Wie bei den meisten anderen VR-Titeln, die aktuell für die Playstation 4 erhältlich sind, gilt auch bei „Here They Lie“: Eine Optik auf allerhöchstem technischen Niveau könnt Ihr Euch von der Backe putzen. Im vorliegenden Fall ist das aber erstens nicht ganz so leicht ersichtlich (da sich ohnehin alles in Grautönen abspielt und gewollt gammlig-ranzig daherkommt) und zweitens dank der großartigen Atmosphäre, die einen praktisch stets im Unklaren lässt auch gar nicht weiter tragisch. Die Entwickler haben hier ganze Arbeit geleistet, um eine interessante Spielwelt zu erschaffen, wie sie eigentlich nur der Fantasie von Wahnsinnigen entspringen konnte.
Überschaubar
Kommen wir doch mal zu den weniger schönen Seiten von „Here They Lie“: Wirklich umfangreich ist das Spiel nicht. Je nachdem, wie lange mit sich Zeit nimmt, um die verrückt-kranke Welt zu erkunden und auf sich wirken zu lassen, ist man zwischen drei und fünf Stunden beschäftigt, bevor man den Titel „zu den Akten legen“ kann. Etwas mehr wäre da sehr schön gewesen, gerade weil das Gruselgeschehen insgesamt eher langsam an Fahrt gewinnt.

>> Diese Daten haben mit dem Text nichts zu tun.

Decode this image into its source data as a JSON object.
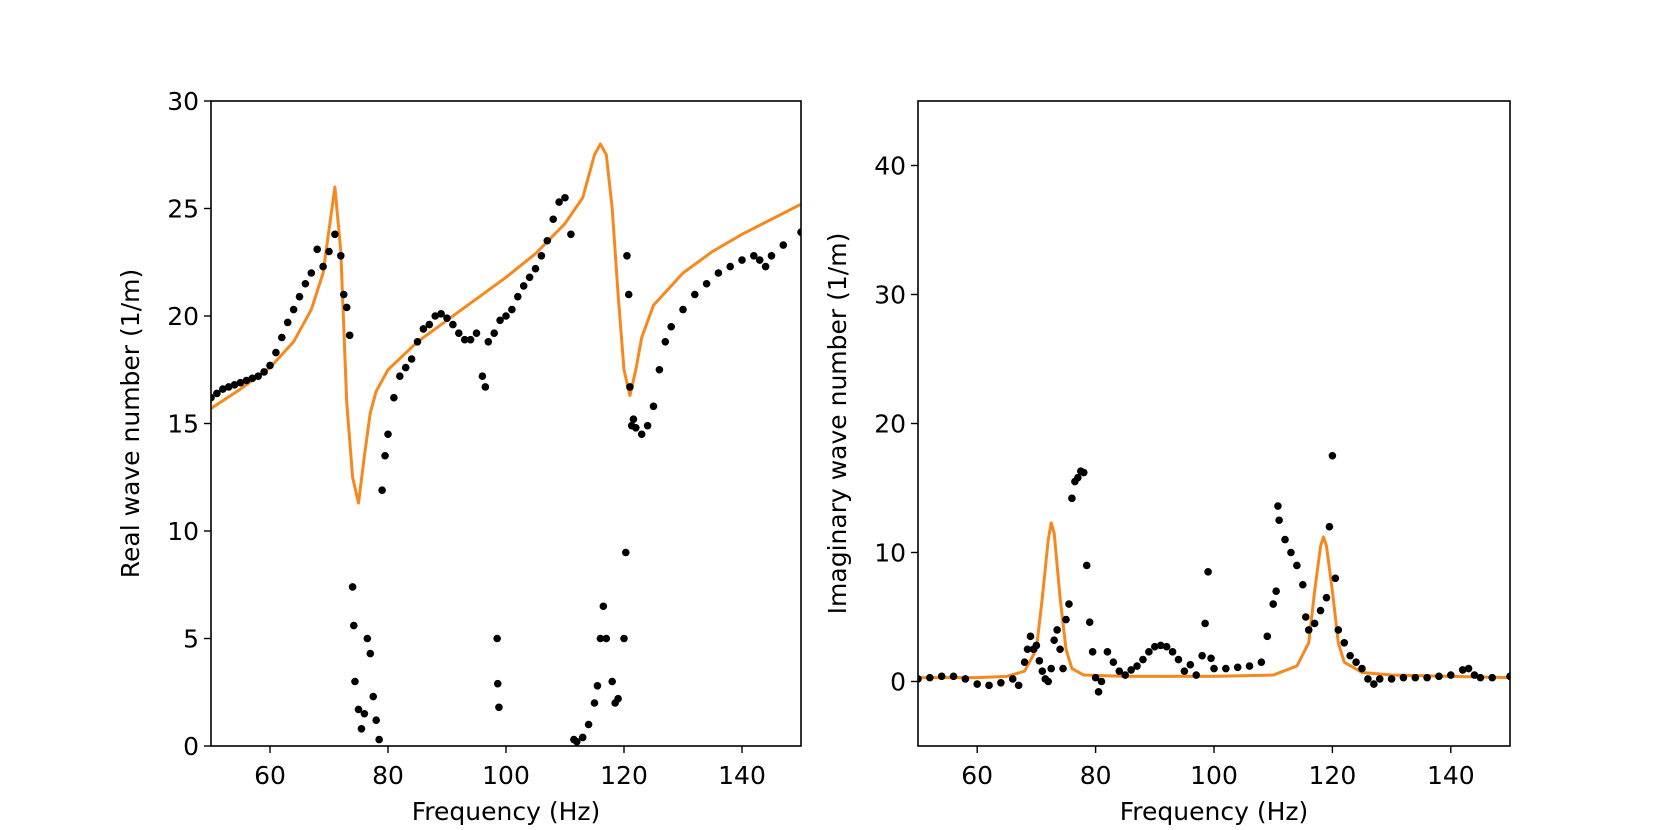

Da das Ganze aber für rund 20,- Euro erhältlich ist, kann man damit wohl leben – zumal man in den Anfangstagen von VR ohnehin gerne mal ein wenig kräfter zulangt. Das verrückte Spielerlebnis ist den Preis zweifellos wert, wenn man sich der Tatsache gewahr ist, dass es mehr um das Gesamterlebnis als um forderndes Gameplay geht. Uns hat „Here They Lie“ aber insgesamt ziemlich gut gefallen – ein weiteres gutes Beispiel, was man mit VR anstellen kann.
Das VR-Erlebnis
Jetzt noch ein paar Worte zu den Themen Immersion und körperliche Reaktionen darauf: Es ist tatsächlich ein echter Kulturschock, den man über so eine VR-Lösung wahrnimmt. Ob das Ganze nur eine vorübergehende Phase im Videospiel-Business ist – wie die Bewegungssteuerung, die mittlerweile auch kaum noch Fans hat – ist aktuell noch nicht abzusehen und hängt stark davon ab, was man uns an Spielmöglichkeiten bieten kann. Es ist aber insgesamt eine durchaus überzeugende Technologie, wenngleich qualitativ bestimmt noch Einiges herauszuholen ist.
Und dann ist da noch die Sache mit der Verträglichkeit: Man hat es ja schon im Vorfeld überall zu hören bekommen: Mit dem Erlebnis, das VR-Lösungen bieten, kommt längst nicht jeder Spieler zurecht. „Motion Sickness“ oder auf gut deutsch „Reisekrankheit“ kommt dann zustande, wenn das Gehirn überfordert ist, weil es optische Bewegungen wahrnimmt, der Körper aber keine solchen vornimmt. Das Ganze ist vergleichbar mit dem seltsamen Gefühl, das manche Menschen beim Treppensteigen auf einer stehenden Rolltreppe wahrnehmen. Das Gehirn erwartet Bewegung ohne körperliche Aktivität und ist verwirrt.
Die Reaktion auf diese Überforderung ist unterschiedlich: Manche Spieler kommen ohne größere Probleme damit klar, anderen haben nach dem Abnehmen des Headsets mit einem Schwindel zu kämpfen. Weniger schön ist es natürlich, wenn das zu Kopfschmerzen oder gar Übelkeit führt, aber auch das kann vorkommen. Dabei ist es ratsam, auf die Reaktion des Körpers zu achten und regelmäßige Pausen einzulegen. Und damit meinen wir nicht das übliche „Nach einer Stunde Spielen eine Pause einlegen“ wie es in den rechtlichen Hinweisen vieler Titel steht. Die Anzahl der Menschen, die problematisch auf VR reagieren, ist mit Sicherheit größer als bei regulären Videospielen, deshalb ist Vorsicht wirklich angeraten.